El señor Presidente se ha mostrado eficaz –aunque un tanto repetitivo– en la persecución del perro instalado en la administración pública y descrito con lujo como propiedad “del hortelano”. (Quizás el Presidente adivinó que habrían de subir sus precios el tomate y los rabanitos, la lechuga y las cebollas, el frijol y los pallares, en fin, todo lo que atañe a huertos y hortalizas). El éxito de la campaña antiperro ha creado una cortina que no permite ver con claridad quién es el verdadero enemigo y dónde está realmente el peligro. Me refiero al insigne felino que, astutamente enquistado en empresas públicas, maneja entidades del Estado con las credenciales de haber sido nombrado “despensero”, es decir, dueño de las llaves de la despensa y expedito para acometer dolos, fraudes, desvergüenzas y latrocinios propios de su condición.
Así, mientras el pobre perro no come hortalizas porque no sabe cómo hacerlo, el gato, señor de la despensa, reparte casas y privilegios, créditos y cargos; convierte en “pobres” a los empleados y funcionarios de su distrito; otorga altas dignidades a su chófer y al ama de sus niños y agota los ingeniosos recursos del usufructo. Ocurre que, como su nombre indica, el gato es un felino ladrón y sinvergüenza. Tan inteligente como la rata (o poco menos), conoce todos los artilugios y trapacerías para alcanzar lo que le apetece o le conviene. Es sabido que nadie, jamás, logró domesticar un gato y volverlo dócil, obediente y tierno, ni siquiera cuando se aplican drásticas sanciones quirúrgicas a su infernal apetito reproductor y se lo priva de aptitudes para la sucesión. Ni aún así será un micifuz obediente que respete los códigos humanos, como el ilustre escritor José Durand demostró en su inolvidable “Gatomaquia”. ¿A quién se le ocurrió llenar de gatos la administración pública? ¿Y quién tuvo la audacia o la tontería de entregarles las llaves de la despensa? ¿No se conocía acaso su fatídica condición desvergonzada?
Con indignación muy parecida a la ira santa, el Presidente ha iniciado un apropiado extermino de gatos, aplicándose una justiciera guillotina a los que atraparon dándose un banquete en la despensa del llamado “Banmat” –Banco de Materiales– que algunos niños, muy alarmados, han confundido con “Batman”, creyendo que su héroe sería exterminado por la ira presidencial.
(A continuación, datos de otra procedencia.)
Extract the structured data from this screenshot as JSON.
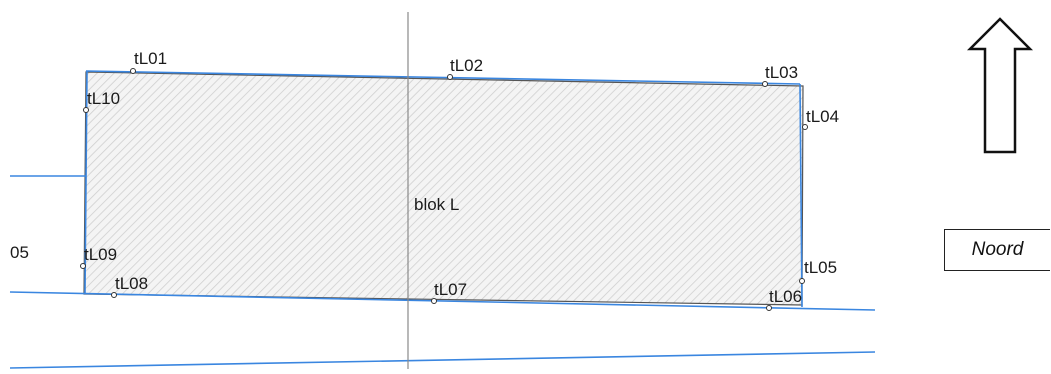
{
  "diagram": {
    "block_label": "blok L",
    "edge_label": "05",
    "points": [
      {
        "id": "tL01"
      },
      {
        "id": "tL02"
      },
      {
        "id": "tL03"
      },
      {
        "id": "tL04"
      },
      {
        "id": "tL05"
      },
      {
        "id": "tL06"
      },
      {
        "id": "tL07"
      },
      {
        "id": "tL08"
      },
      {
        "id": "tL09"
      },
      {
        "id": "tL10"
      }
    ],
    "colors": {
      "parcel_line": "#3a86e0",
      "outline": "#444444",
      "hatch": "#c8c8c8",
      "axis": "#888888"
    }
  },
  "north": {
    "label": "Noord",
    "arrow_icon": "north-arrow-icon"
  }
}
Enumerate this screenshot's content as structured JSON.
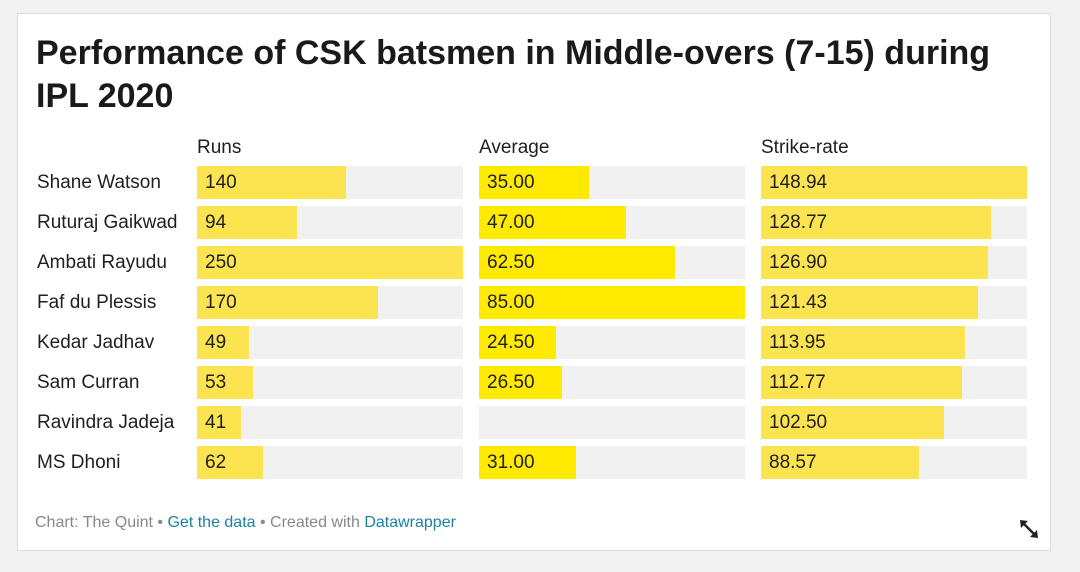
{
  "chart_data": {
    "type": "bar",
    "title": "Performance of CSK batsmen in Middle-overs (7-15) during IPL 2020",
    "categories": [
      "Shane Watson",
      "Ruturaj Gaikwad",
      "Ambati Rayudu",
      "Faf du Plessis",
      "Kedar Jadhav",
      "Sam Curran",
      "Ravindra Jadeja",
      "MS Dhoni"
    ],
    "series": [
      {
        "name": "Runs",
        "values": [
          140,
          94,
          250,
          170,
          49,
          53,
          41,
          62
        ],
        "labels": [
          "140",
          "94",
          "250",
          "170",
          "49",
          "53",
          "41",
          "62"
        ],
        "max": 250
      },
      {
        "name": "Average",
        "values": [
          35.0,
          47.0,
          62.5,
          85.0,
          24.5,
          26.5,
          null,
          31.0
        ],
        "labels": [
          "35.00",
          "47.00",
          "62.50",
          "85.00",
          "24.50",
          "26.50",
          "",
          "31.00"
        ],
        "max": 85
      },
      {
        "name": "Strike-rate",
        "values": [
          148.94,
          128.77,
          126.9,
          121.43,
          113.95,
          112.77,
          102.5,
          88.57
        ],
        "labels": [
          "148.94",
          "128.77",
          "126.90",
          "121.43",
          "113.95",
          "112.77",
          "102.50",
          "88.57"
        ],
        "max": 148.94
      }
    ],
    "colors": {
      "bar_runs": "#fce450",
      "bar_average": "#ffea00",
      "bar_strike": "#fce450",
      "track": "#f1f1f1"
    }
  },
  "footer": {
    "prefix": "Chart: The Quint",
    "sep1": " • ",
    "get_data": "Get the data",
    "sep2": " • ",
    "created_with": "Created with ",
    "datawrapper": "Datawrapper"
  },
  "icons": {
    "expand": "expand-arrows-icon"
  }
}
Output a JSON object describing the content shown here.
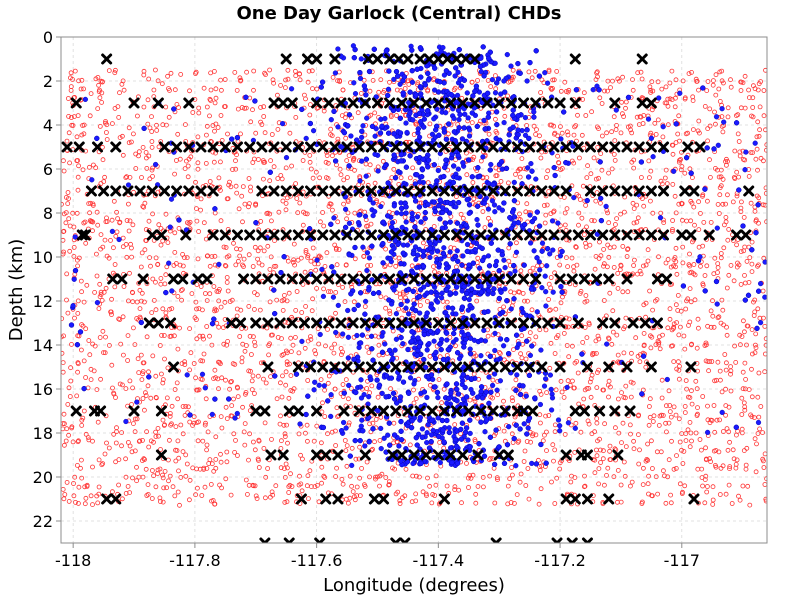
{
  "chart_data": {
    "type": "scatter",
    "title": "One Day Garlock (Central) CHDs",
    "xlabel": "Longitude (degrees)",
    "ylabel": "Depth (km)",
    "xlim": [
      -118.02,
      -116.86
    ],
    "ylim": [
      0,
      23
    ],
    "y_inverted": true,
    "x_ticks": [
      "-118",
      "-117.8",
      "-117.6",
      "-117.4",
      "-117.2",
      "-117"
    ],
    "y_ticks": [
      "0",
      "2",
      "4",
      "6",
      "8",
      "10",
      "12",
      "14",
      "16",
      "18",
      "20",
      "22"
    ],
    "x_tick_values": [
      -118,
      -117.8,
      -117.6,
      -117.4,
      -117.2,
      -117
    ],
    "y_tick_values": [
      0,
      2,
      4,
      6,
      8,
      10,
      12,
      14,
      16,
      18,
      20,
      22
    ],
    "grid": true,
    "series": [
      {
        "marker": "open-circle",
        "color": "#ff3333",
        "x_range": [
          -118.02,
          -116.86
        ],
        "y_range": [
          1.5,
          21.3
        ],
        "count": 3600
      },
      {
        "marker": "filled-circle",
        "color": "#1a1aff",
        "x_center": -117.39,
        "x_spread": 0.09,
        "y_range": [
          0.4,
          19.5
        ],
        "count": 2600
      },
      {
        "marker": "x",
        "color": "#000000",
        "rows": [
          {
            "depth": 1,
            "x": [
              -117.945,
              -117.65,
              -117.615,
              -117.6,
              -117.57,
              -117.515,
              -117.5,
              -117.48,
              -117.465,
              -117.45,
              -117.43,
              -117.415,
              -117.4,
              -117.385,
              -117.37,
              -117.355,
              -117.34,
              -117.175,
              -117.065
            ]
          },
          {
            "depth": 3,
            "x": [
              -117.995,
              -117.9,
              -117.86,
              -117.81,
              -117.67,
              -117.655,
              -117.64,
              -117.6,
              -117.58,
              -117.56,
              -117.54,
              -117.52,
              -117.5,
              -117.48,
              -117.46,
              -117.44,
              -117.42,
              -117.4,
              -117.38,
              -117.36,
              -117.34,
              -117.32,
              -117.3,
              -117.28,
              -117.26,
              -117.24,
              -117.22,
              -117.2,
              -117.175,
              -117.11,
              -117.065,
              -117.05
            ]
          },
          {
            "depth": 5,
            "x": [
              -118.01,
              -117.99,
              -117.96,
              -117.93,
              -117.85,
              -117.83,
              -117.81,
              -117.79,
              -117.77,
              -117.75,
              -117.73,
              -117.71,
              -117.69,
              -117.67,
              -117.65,
              -117.63,
              -117.61,
              -117.59,
              -117.57,
              -117.55,
              -117.53,
              -117.51,
              -117.49,
              -117.47,
              -117.45,
              -117.43,
              -117.41,
              -117.39,
              -117.37,
              -117.35,
              -117.33,
              -117.31,
              -117.29,
              -117.27,
              -117.25,
              -117.23,
              -117.21,
              -117.19,
              -117.17,
              -117.15,
              -117.13,
              -117.11,
              -117.09,
              -117.07,
              -117.05,
              -117.03,
              -116.99,
              -116.97
            ]
          },
          {
            "depth": 7,
            "x": [
              -117.97,
              -117.95,
              -117.93,
              -117.91,
              -117.89,
              -117.87,
              -117.85,
              -117.83,
              -117.81,
              -117.79,
              -117.77,
              -117.69,
              -117.67,
              -117.65,
              -117.63,
              -117.61,
              -117.59,
              -117.57,
              -117.55,
              -117.53,
              -117.51,
              -117.49,
              -117.47,
              -117.45,
              -117.43,
              -117.41,
              -117.39,
              -117.37,
              -117.35,
              -117.33,
              -117.31,
              -117.29,
              -117.27,
              -117.25,
              -117.23,
              -117.21,
              -117.19,
              -117.15,
              -117.13,
              -117.11,
              -117.09,
              -117.07,
              -117.05,
              -117.03,
              -116.995,
              -116.98,
              -116.89
            ]
          },
          {
            "depth": 9,
            "x": [
              -117.985,
              -117.98,
              -117.87,
              -117.855,
              -117.815,
              -117.77,
              -117.75,
              -117.73,
              -117.71,
              -117.69,
              -117.67,
              -117.65,
              -117.63,
              -117.61,
              -117.59,
              -117.57,
              -117.55,
              -117.53,
              -117.51,
              -117.49,
              -117.47,
              -117.45,
              -117.43,
              -117.41,
              -117.39,
              -117.37,
              -117.35,
              -117.33,
              -117.31,
              -117.29,
              -117.27,
              -117.25,
              -117.23,
              -117.21,
              -117.19,
              -117.17,
              -117.15,
              -117.13,
              -117.11,
              -117.09,
              -117.07,
              -117.05,
              -117.03,
              -117.0,
              -116.985,
              -116.955,
              -116.91,
              -116.895
            ]
          },
          {
            "depth": 11,
            "x": [
              -117.935,
              -117.92,
              -117.885,
              -117.835,
              -117.82,
              -117.795,
              -117.78,
              -117.72,
              -117.7,
              -117.68,
              -117.66,
              -117.64,
              -117.62,
              -117.6,
              -117.58,
              -117.56,
              -117.54,
              -117.52,
              -117.5,
              -117.48,
              -117.46,
              -117.44,
              -117.42,
              -117.4,
              -117.38,
              -117.36,
              -117.34,
              -117.32,
              -117.3,
              -117.28,
              -117.26,
              -117.24,
              -117.2,
              -117.18,
              -117.16,
              -117.14,
              -117.12,
              -117.09,
              -117.04,
              -117.025
            ]
          },
          {
            "depth": 13,
            "x": [
              -117.875,
              -117.86,
              -117.84,
              -117.74,
              -117.725,
              -117.7,
              -117.68,
              -117.66,
              -117.64,
              -117.62,
              -117.6,
              -117.58,
              -117.56,
              -117.54,
              -117.52,
              -117.5,
              -117.48,
              -117.46,
              -117.44,
              -117.42,
              -117.4,
              -117.38,
              -117.36,
              -117.34,
              -117.32,
              -117.3,
              -117.28,
              -117.26,
              -117.24,
              -117.22,
              -117.2,
              -117.17,
              -117.13,
              -117.11,
              -117.08,
              -117.06,
              -117.04
            ]
          },
          {
            "depth": 15,
            "x": [
              -117.835,
              -117.68,
              -117.63,
              -117.61,
              -117.59,
              -117.57,
              -117.55,
              -117.53,
              -117.51,
              -117.49,
              -117.47,
              -117.45,
              -117.43,
              -117.41,
              -117.39,
              -117.37,
              -117.35,
              -117.33,
              -117.31,
              -117.29,
              -117.27,
              -117.25,
              -117.23,
              -117.2,
              -117.155,
              -117.12,
              -117.09,
              -117.05,
              -116.985
            ]
          },
          {
            "depth": 17,
            "x": [
              -117.995,
              -117.965,
              -117.955,
              -117.9,
              -117.855,
              -117.7,
              -117.685,
              -117.645,
              -117.63,
              -117.6,
              -117.555,
              -117.53,
              -117.51,
              -117.49,
              -117.47,
              -117.45,
              -117.43,
              -117.41,
              -117.39,
              -117.37,
              -117.35,
              -117.33,
              -117.31,
              -117.29,
              -117.27,
              -117.26,
              -117.245,
              -117.175,
              -117.16,
              -117.135,
              -117.11,
              -117.085
            ]
          },
          {
            "depth": 19,
            "x": [
              -117.855,
              -117.675,
              -117.655,
              -117.6,
              -117.585,
              -117.565,
              -117.52,
              -117.475,
              -117.46,
              -117.44,
              -117.42,
              -117.4,
              -117.38,
              -117.36,
              -117.335,
              -117.3,
              -117.285,
              -117.19,
              -117.165,
              -117.155,
              -117.105
            ]
          },
          {
            "depth": 21,
            "x": [
              -117.945,
              -117.93,
              -117.625,
              -117.585,
              -117.565,
              -117.505,
              -117.49,
              -117.39,
              -117.19,
              -117.175,
              -117.155,
              -117.12,
              -116.98
            ]
          },
          {
            "depth": 23,
            "x": [
              -117.685,
              -117.645,
              -117.595,
              -117.47,
              -117.455,
              -117.305,
              -117.205,
              -117.18,
              -117.155
            ]
          }
        ]
      }
    ]
  }
}
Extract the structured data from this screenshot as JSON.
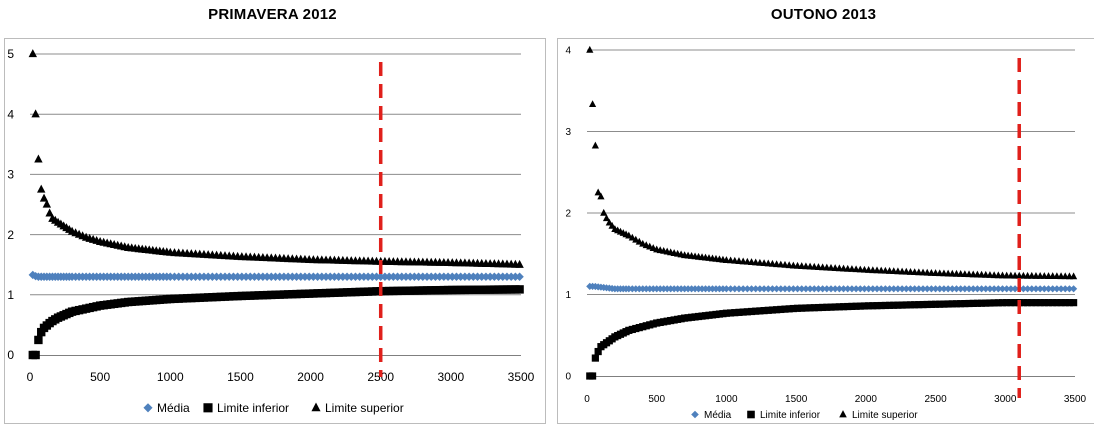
{
  "colors": {
    "media": "#4f81bd",
    "limits": "#000000",
    "cutoff": "#e0201b",
    "grid": "#8c8c8c"
  },
  "legend": {
    "media": "Média",
    "inferior": "Limite inferior",
    "superior": "Limite superior"
  },
  "chart_data": [
    {
      "type": "scatter",
      "title": "PRIMAVERA  2012",
      "xlim": [
        0,
        3500
      ],
      "ylim": [
        0,
        5
      ],
      "xticks": [
        0,
        500,
        1000,
        1500,
        2000,
        2500,
        3000,
        3500
      ],
      "yticks": [
        0,
        1,
        2,
        3,
        4,
        5
      ],
      "grid": "horizontal",
      "legend_position": "bottom",
      "cutoff_x": 2500,
      "series": [
        {
          "name": "Média",
          "marker": "diamond",
          "x": [
            20,
            40,
            60,
            100,
            200,
            500,
            1000,
            2000,
            3500
          ],
          "y": [
            1.33,
            1.31,
            1.3,
            1.3,
            1.3,
            1.3,
            1.3,
            1.3,
            1.3
          ]
        },
        {
          "name": "Limite inferior",
          "marker": "square",
          "x": [
            20,
            40,
            60,
            80,
            100,
            150,
            200,
            300,
            500,
            700,
            1000,
            1500,
            2000,
            2500,
            3000,
            3500
          ],
          "y": [
            0,
            0,
            0.25,
            0.38,
            0.45,
            0.55,
            0.62,
            0.72,
            0.82,
            0.88,
            0.93,
            0.98,
            1.02,
            1.06,
            1.08,
            1.09
          ]
        },
        {
          "name": "Limite superior",
          "marker": "triangle",
          "x": [
            20,
            50,
            70,
            80,
            100,
            120,
            150,
            200,
            300,
            400,
            500,
            700,
            1000,
            1500,
            2000,
            2500,
            3000,
            3500
          ],
          "y": [
            5.0,
            3.5,
            3.0,
            2.75,
            2.6,
            2.5,
            2.28,
            2.2,
            2.05,
            1.95,
            1.88,
            1.78,
            1.7,
            1.63,
            1.58,
            1.55,
            1.53,
            1.5
          ]
        }
      ]
    },
    {
      "type": "scatter",
      "title": "OUTONO 2013",
      "xlim": [
        0,
        3500
      ],
      "ylim": [
        0,
        4
      ],
      "xticks": [
        0,
        500,
        1000,
        1500,
        2000,
        2500,
        3000,
        3500
      ],
      "yticks": [
        0,
        1,
        2,
        3,
        4
      ],
      "grid": "horizontal",
      "legend_position": "bottom",
      "cutoff_x": 3100,
      "series": [
        {
          "name": "Média",
          "marker": "diamond",
          "x": [
            20,
            50,
            100,
            200,
            500,
            1000,
            2000,
            3500
          ],
          "y": [
            1.1,
            1.1,
            1.09,
            1.07,
            1.07,
            1.07,
            1.07,
            1.07
          ]
        },
        {
          "name": "Limite inferior",
          "marker": "square",
          "x": [
            20,
            40,
            60,
            80,
            100,
            150,
            200,
            300,
            500,
            700,
            1000,
            1500,
            2000,
            2500,
            3000,
            3500
          ],
          "y": [
            0,
            0,
            0.22,
            0.3,
            0.36,
            0.42,
            0.48,
            0.56,
            0.65,
            0.71,
            0.77,
            0.83,
            0.86,
            0.88,
            0.9,
            0.9
          ]
        },
        {
          "name": "Limite superior",
          "marker": "triangle",
          "x": [
            20,
            50,
            70,
            80,
            100,
            120,
            150,
            200,
            300,
            400,
            500,
            700,
            1000,
            1500,
            2000,
            2500,
            3000,
            3500
          ],
          "y": [
            4.0,
            3.0,
            2.65,
            2.25,
            2.2,
            2.0,
            1.9,
            1.8,
            1.72,
            1.62,
            1.55,
            1.48,
            1.42,
            1.35,
            1.3,
            1.26,
            1.23,
            1.22
          ]
        }
      ]
    }
  ]
}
Cabe preguntarse cuántos gatos quedarán por guillotinar en la extensa, generosa y prolífica administración pública, que con frecuencia parece privada. Quizás serviría de ejemplo para futuras cacerías la extradición del desvergonzado otorongo de las huestes fujimoristas que, siendo Notario Público en funciones y congresista de la bancada oficial, instaló la inverosímil fábrica de firmas falsas (más o menos, 1’000,000) para alcanzar la re-re-reelección del ciudadano japonés Kenya Fujimori, pero como Presidente del Perú. Los otorongos fujimoristas ¿podrán asimilarse a la categoría de despenseros para próximas cacerías?